The younger generations, thanks to the work undertook by small local groups started a few decades ago, have now enough information about the production and food distribution chains to foster a critical stand. It may well be that a new consciousness is already emerging to criticize and act on the roots of over-consumption.
And as Basilio and the people of Orkney have shown, global justice does not understand frontiers and well crosses oceans from the Caribbean to the North Sea.
Use of English for Spanish Speakers
(1) Has a wealth of resources.
- Definition: a great profusion
- Example: “The island has a wealth of resources for the human pleasures […]”
- Translation: abundancia de algo, en este caso de recursos.
- Comment: Wealth of resources is the expression used to say “una cantera de recursos”. If we want to translate this literally then we will use “a quarry of resources”. However this doesn’t sound natural in English and instead the words well and wealth are used.

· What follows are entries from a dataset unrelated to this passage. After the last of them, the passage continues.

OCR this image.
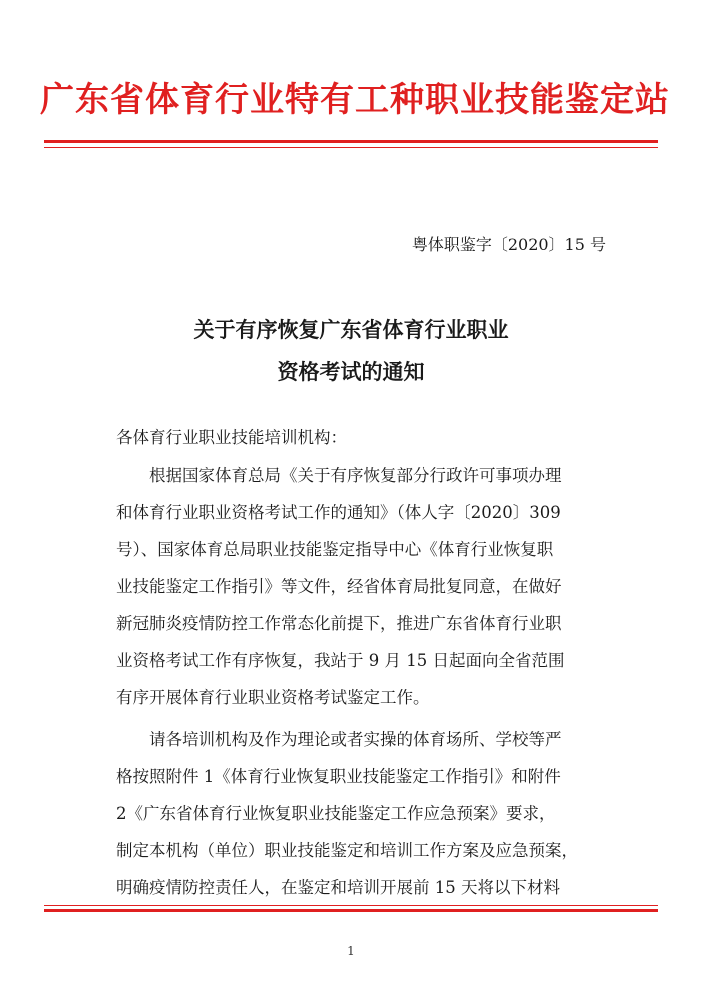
广东省体育行业特有工种职业技能鉴定站
粤体职鉴字〔2020〕15 号
关于有序恢复广东省体育行业职业
资格考试的通知
各体育行业职业技能培训机构：
　　根据国家体育总局《关于有序恢复部分行政许可事项办理
和体育行业职业资格考试工作的通知》（体人字〔2020〕309
号）、国家体育总局职业技能鉴定指导中心《体育行业恢复职
业技能鉴定工作指引》等文件，经省体育局批复同意，在做好
新冠肺炎疫情防控工作常态化前提下，推进广东省体育行业职
业资格考试工作有序恢复，我站于 9 月 15 日起面向全省范围
有序开展体育行业职业资格考试鉴定工作。
　　请各培训机构及作为理论或者实操的体育场所、学校等严
格按照附件 1《体育行业恢复职业技能鉴定工作指引》和附件
2《广东省体育行业恢复职业技能鉴定工作应急预案》要求，
制定本机构（单位）职业技能鉴定和培训工作方案及应急预案，
明确疫情防控责任人，在鉴定和培训开展前 15 天将以下材料
1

(2) Sought-after delicacies.
- Definition: greatly desired
- Example: “[…] large part of the world succumbs to one of the most sought-after delights in our globalized culture: chocolate”
- Translation: deseado, buscado
- Comment: This expression is used to speak about something that is in demand. It is also frequently quoted in the news when talking about someone or something that is being search for [Suspect sought-after stealing, suspect vehicle sought-after bank robbery]
(3) Task is enormous
- Comment: In Spanish it is often said big or huge responsibility when it is meant a big or an important mission. In English responsibility is an inherent quality of human character and therefore not measurable. It is more appropriate to use task.
(4) A jam-packed tour.
- Definition: crowded, packed, filled to capacity.
- Translation: a tope.
- Example: “The next day on a jam-packed tour between the two ends of the island, Stromness to Kirkwall, we visited rural primary schools.”
- Comment: In the context of a short tour “jam-packed” means a very busy and fast tour (maratoniano in the Spanish version of this article).
(5) Come up with.
- Translation: Inventarse, elaborar, conseguir.
- Example: “In schools they have different projects and awareness raising days where they come up with menus for their kitchens“.
- Comment: Often used to indicate the creation and/or achievement of a proposal, plan, work, idea or thought.